Später geht Sascha ins Schwimmbad, wo er heimlich Gebhard im Becken beobachtet und hört, wie dieser einen Freund zu einer Abschiedsparty in einem Nachtclub einlädt. Am Abend des nächsten Tages gehen Sascha und Jiao zusammen in diesen Club. Nach Ermutigung durch Jiao und dem Barkeeper nähert Sascha sich Gebhard, der ihn bemerkt und rüde anspricht. Sascha küsst ihn zweimal, wird aber von einem Mann, mit dem Gebhard zuvor geflirtet hat und den Sascha mit einer abfälligen Bemerkung brüskiert hat, niedergeschlagen.
Am nächsten Tag findet die Aufnahmeprüfung von Sascha und Jiao, die Geige spielt, an einem Konservatorium statt. Als Sascha dort ankommt, hat Jiao ihre Prüfung schon hinter sich, und Boki kommt auch hinzu. Während der Prüfung sieht Pero, Saschas Onkel, auf der Straße Gebhard, wie dieser von seinem ehemaligen Partner Peter geküsst wird.
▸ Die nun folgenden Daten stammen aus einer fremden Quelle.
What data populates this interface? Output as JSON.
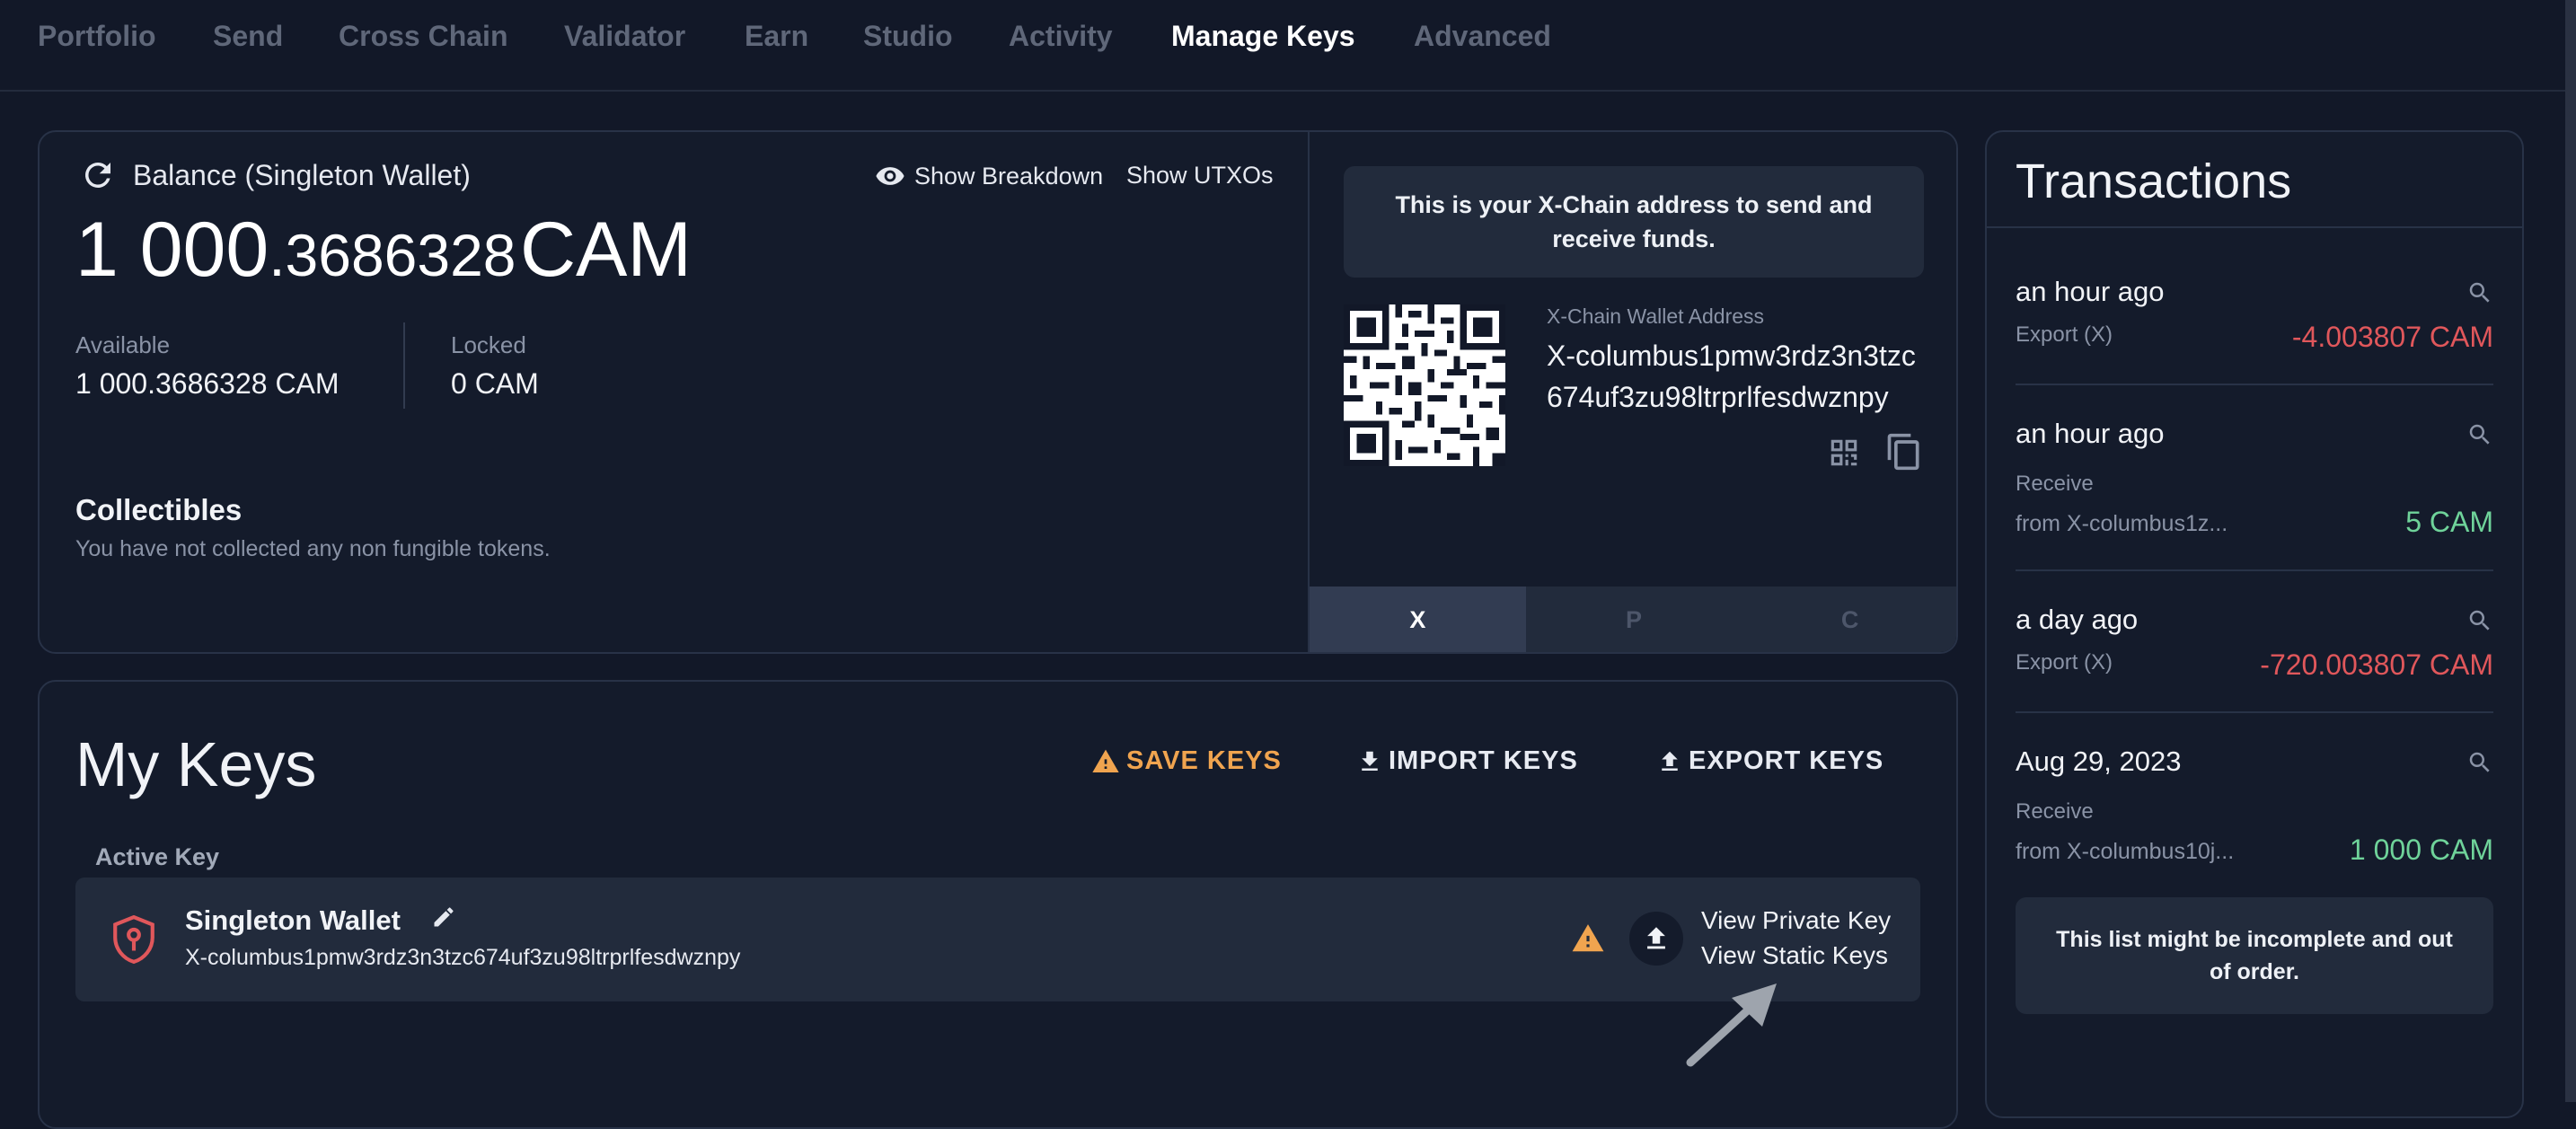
{
  "nav": {
    "items": [
      {
        "label": "Portfolio",
        "active": false
      },
      {
        "label": "Send",
        "active": false
      },
      {
        "label": "Cross Chain",
        "active": false
      },
      {
        "label": "Validator",
        "active": false
      },
      {
        "label": "Earn",
        "active": false
      },
      {
        "label": "Studio",
        "active": false
      },
      {
        "label": "Activity",
        "active": false
      },
      {
        "label": "Manage Keys",
        "active": true
      },
      {
        "label": "Advanced",
        "active": false
      }
    ]
  },
  "balance": {
    "title": "Balance (Singleton Wallet)",
    "show_breakdown": "Show Breakdown",
    "show_utxos": "Show UTXOs",
    "amount_whole": "1 000",
    "amount_decimals": ".3686328",
    "currency": "CAM",
    "available_label": "Available",
    "available_value": "1 000.3686328 CAM",
    "locked_label": "Locked",
    "locked_value": "0 CAM",
    "collectibles_title": "Collectibles",
    "collectibles_text": "You have not collected any non fungible tokens."
  },
  "address": {
    "note": "This is your X-Chain address to send and receive funds.",
    "label": "X-Chain Wallet Address",
    "value": "X-columbus1pmw3rdz3n3tzc674uf3zu98ltrprlfesdwznpy",
    "chains": [
      {
        "label": "X",
        "active": true
      },
      {
        "label": "P",
        "active": false
      },
      {
        "label": "C",
        "active": false
      }
    ]
  },
  "keys": {
    "title": "My Keys",
    "save_keys": "SAVE KEYS",
    "import_keys": "IMPORT KEYS",
    "export_keys": "EXPORT KEYS",
    "active_key_label": "Active Key",
    "wallet_name": "Singleton Wallet",
    "wallet_address": "X-columbus1pmw3rdz3n3tzc674uf3zu98ltrprlfesdwznpy",
    "view_private_key": "View Private Key",
    "view_static_keys": "View Static Keys"
  },
  "transactions": {
    "title": "Transactions",
    "items": [
      {
        "time": "an hour ago",
        "type": "Export (X)",
        "from": "",
        "amount": "-4.003807 CAM",
        "direction": "out"
      },
      {
        "time": "an hour ago",
        "type": "Receive",
        "from": "from X-columbus1z...",
        "amount": "5 CAM",
        "direction": "in"
      },
      {
        "time": "a day ago",
        "type": "Export (X)",
        "from": "",
        "amount": "-720.003807 CAM",
        "direction": "out"
      },
      {
        "time": "Aug 29, 2023",
        "type": "Receive",
        "from": "from X-columbus10j...",
        "amount": "1 000 CAM",
        "direction": "in"
      }
    ],
    "note": "This list might be incomplete and out of order."
  },
  "colors": {
    "background": "#121828",
    "card": "#141b2b",
    "warning": "#f0a44f",
    "negative": "#e0575b",
    "positive": "#6fd39a"
  }
}
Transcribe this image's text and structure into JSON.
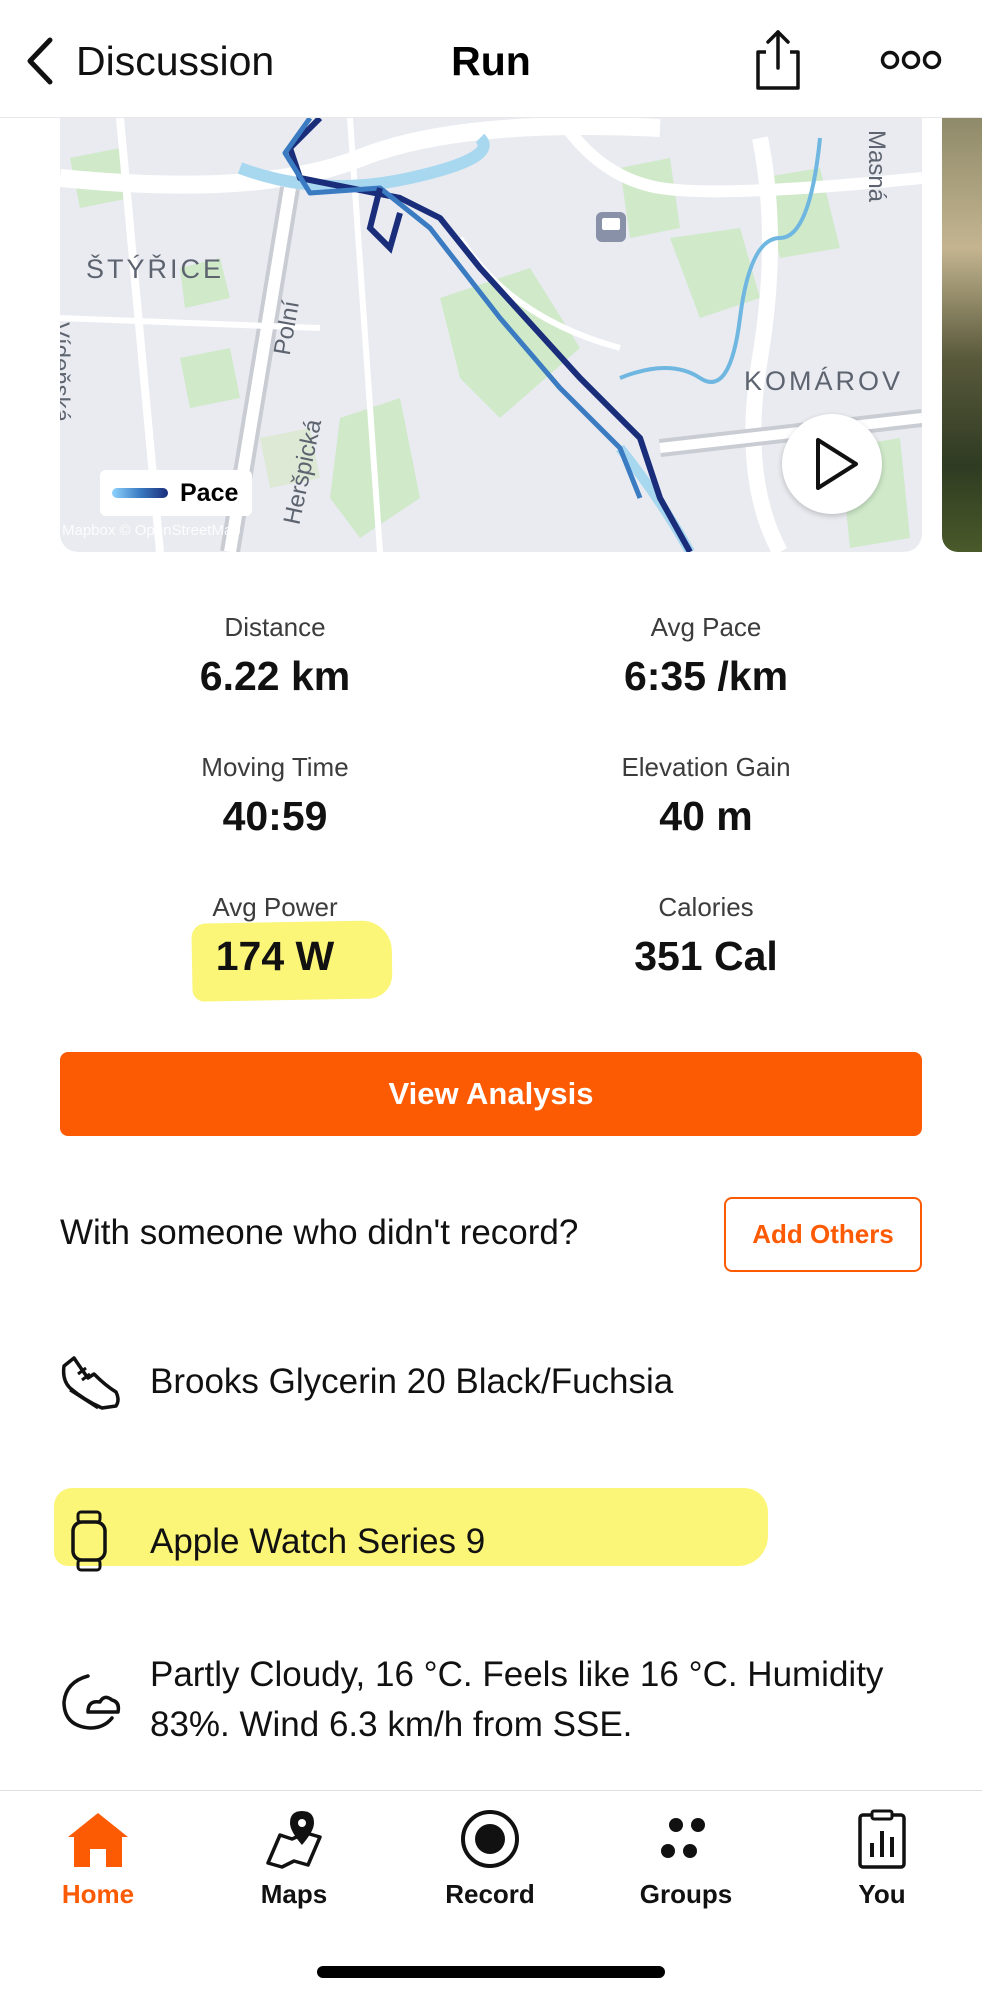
{
  "header": {
    "back_label": "Discussion",
    "title": "Run",
    "back_icon": "chevron-left-icon",
    "share_icon": "share-icon",
    "more_icon": "more-icon"
  },
  "map": {
    "area_labels": [
      "ŠTÝŘICE",
      "KOMÁROV"
    ],
    "street_labels": [
      "Polní",
      "Heršpická",
      "Masná",
      "Vídeňská"
    ],
    "legend_label": "Pace",
    "attribution": "Mapbox © OpenStreetMap",
    "play_icon": "play-icon"
  },
  "stats": [
    {
      "label": "Distance",
      "value": "6.22 km"
    },
    {
      "label": "Avg Pace",
      "value": "6:35 /km"
    },
    {
      "label": "Moving Time",
      "value": "40:59"
    },
    {
      "label": "Elevation Gain",
      "value": "40 m"
    },
    {
      "label": "Avg Power",
      "value": "174 W"
    },
    {
      "label": "Calories",
      "value": "351 Cal"
    }
  ],
  "actions": {
    "view_analysis": "View Analysis",
    "with_someone": "With someone who didn't record?",
    "add_others": "Add Others"
  },
  "gear": {
    "shoes": "Brooks Glycerin 20 Black/Fuchsia",
    "device": "Apple Watch Series 9"
  },
  "weather": {
    "text": "Partly Cloudy, 16 °C. Feels like 16 °C. Humidity 83%. Wind 6.3 km/h from SSE."
  },
  "tabbar": {
    "items": [
      {
        "label": "Home",
        "icon": "home-icon",
        "active": true
      },
      {
        "label": "Maps",
        "icon": "map-pin-icon",
        "active": false
      },
      {
        "label": "Record",
        "icon": "record-icon",
        "active": false
      },
      {
        "label": "Groups",
        "icon": "groups-icon",
        "active": false
      },
      {
        "label": "You",
        "icon": "clipboard-chart-icon",
        "active": false
      }
    ]
  },
  "colors": {
    "accent": "#fc5a03",
    "highlight": "#fbf578",
    "route_dark": "#1a2d7a",
    "route_light": "#8fd3ff"
  }
}
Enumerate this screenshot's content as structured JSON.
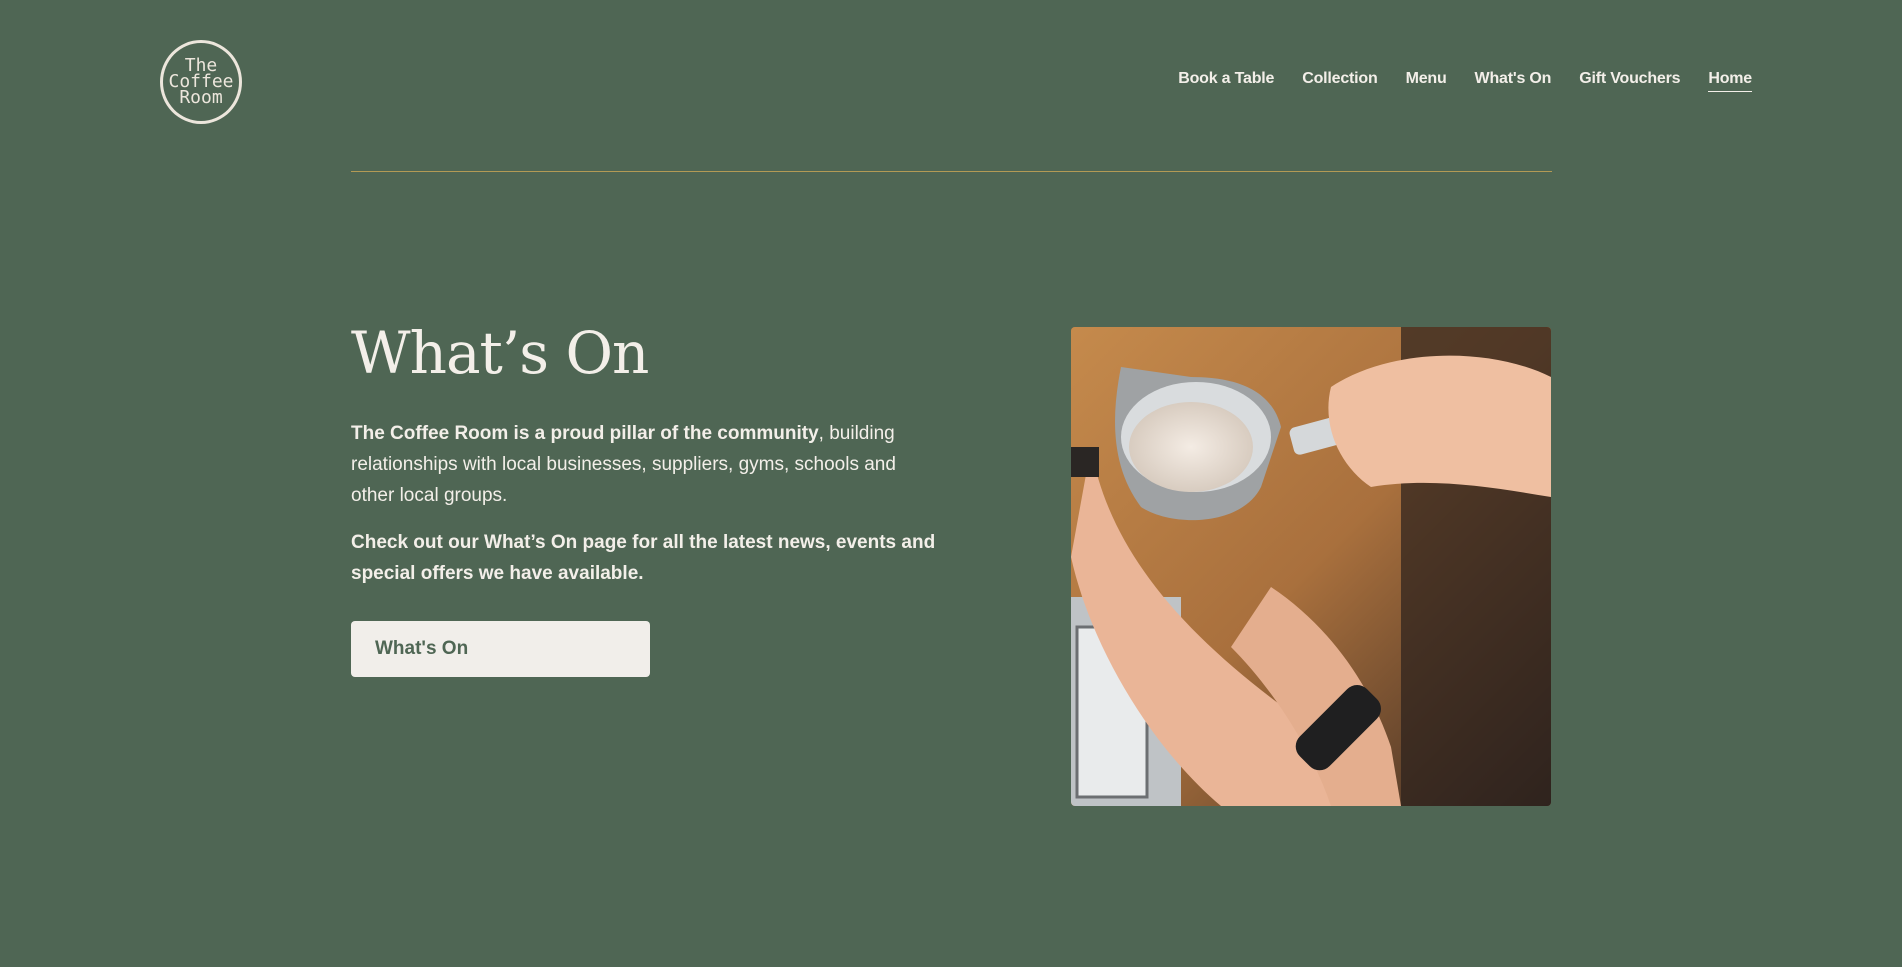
{
  "logo": {
    "line1": "The",
    "line2": "Coffee",
    "line3": "Room"
  },
  "nav": {
    "items": [
      "Book a Table",
      "Collection",
      "Menu",
      "What's On",
      "Gift Vouchers",
      "Home"
    ]
  },
  "hero": {
    "title": "What’s On",
    "intro_bold": "The Coffee Room is a proud pillar of the community",
    "intro_rest": ", building relationships with local businesses, suppliers, gyms, schools and other local groups.",
    "cta_text": "Check out our What’s On page for all the latest news, events and special offers we have available.",
    "button_label": "What's On"
  },
  "colors": {
    "background": "#4f6654",
    "text": "#f3efe9",
    "divider": "#b39a55",
    "button_bg": "#f1eeea"
  }
}
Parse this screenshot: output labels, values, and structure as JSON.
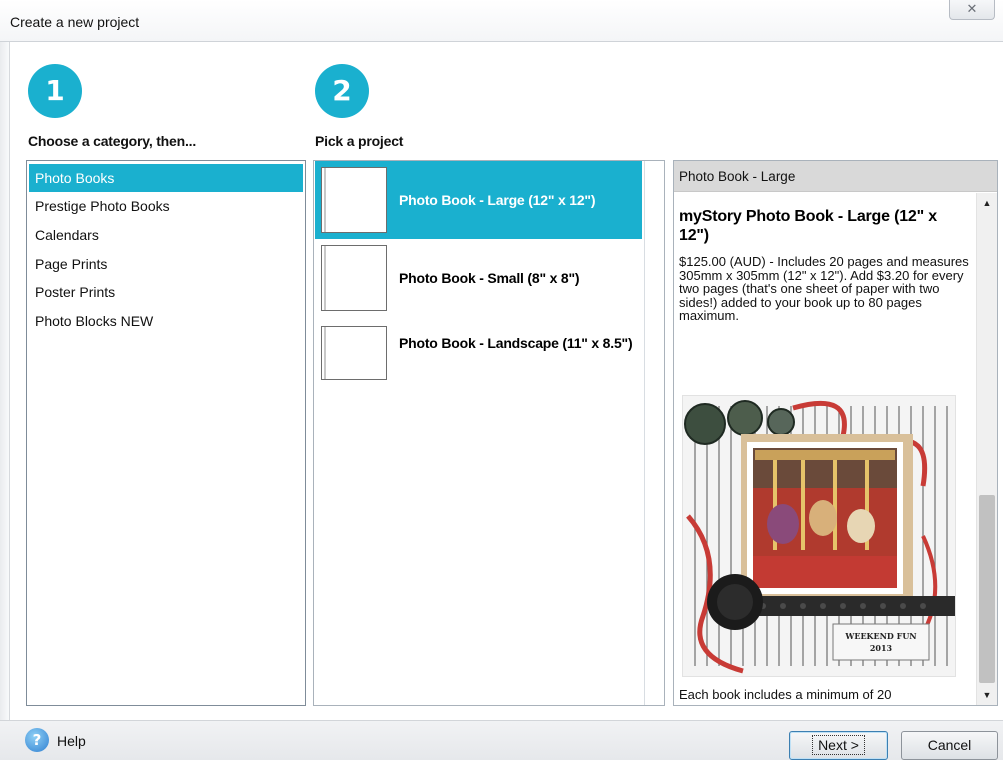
{
  "window": {
    "title": "Create a new project",
    "close_glyph": "✕"
  },
  "steps": [
    {
      "number": "1",
      "label": "Choose a category, then..."
    },
    {
      "number": "2",
      "label": "Pick a project"
    }
  ],
  "categories": [
    {
      "label": "Photo Books",
      "selected": true
    },
    {
      "label": "Prestige Photo Books",
      "selected": false
    },
    {
      "label": "Calendars",
      "selected": false
    },
    {
      "label": "Page Prints",
      "selected": false
    },
    {
      "label": "Poster Prints",
      "selected": false
    },
    {
      "label": "Photo Blocks NEW",
      "selected": false
    }
  ],
  "projects": [
    {
      "label": "Photo Book - Large (12\" x 12\")",
      "selected": true
    },
    {
      "label": "Photo Book - Small (8\" x 8\")",
      "selected": false
    },
    {
      "label": "Photo Book - Landscape (11\" x 8.5\")",
      "selected": false
    }
  ],
  "detail": {
    "header": "Photo Book - Large",
    "title": "myStory Photo Book - Large (12\" x 12\")",
    "description": "$125.00 (AUD) - Includes 20 pages and measures 305mm x 305mm (12\" x 12\"). Add $3.20 for every two pages (that's one sheet of paper with two sides!) added to your book up to 80 pages maximum.",
    "image_caption": "WEEKEND FUN 2013",
    "footer_text": "Each book includes a minimum of 20"
  },
  "footer": {
    "help_label": "Help",
    "next_label": "Next >",
    "cancel_label": "Cancel"
  },
  "colors": {
    "accent": "#1ab0cf",
    "selection_text": "#ffffff"
  }
}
Sascha spielt die Klaviersonate Nr. 21 von Beethoven, hat aber ein Blackout und bricht auch seinen zweiten Versuch ab. Er schreit den Prüfern zu, dass er eigentlich gar nicht Klavier studieren will, und stürmt heraus, an der Tür auch vorbei an Jiao und Boki, die miteinander knutschen. Als er erschöpft wieder stehenbleibt, erhält er einen Anruf von Gebhard, der ihm anbietet, zu ihm zu kommen. In dessen Wohnung küssen sie sich und haben Geschlechtsverkehr. Nachdem Boki mit Jiao nach Hause kommt und sie erzählen, dass Sascha abgehauen ist, erkennt Pero in der Kneipe von Saschas Eltern Gebhard auf einem Foto wieder und erzählt den anderen, dass dieser schwul ist. Nachts findet Stanka in Saschas Zimmer das Schwulenmagazin und ist geschockt.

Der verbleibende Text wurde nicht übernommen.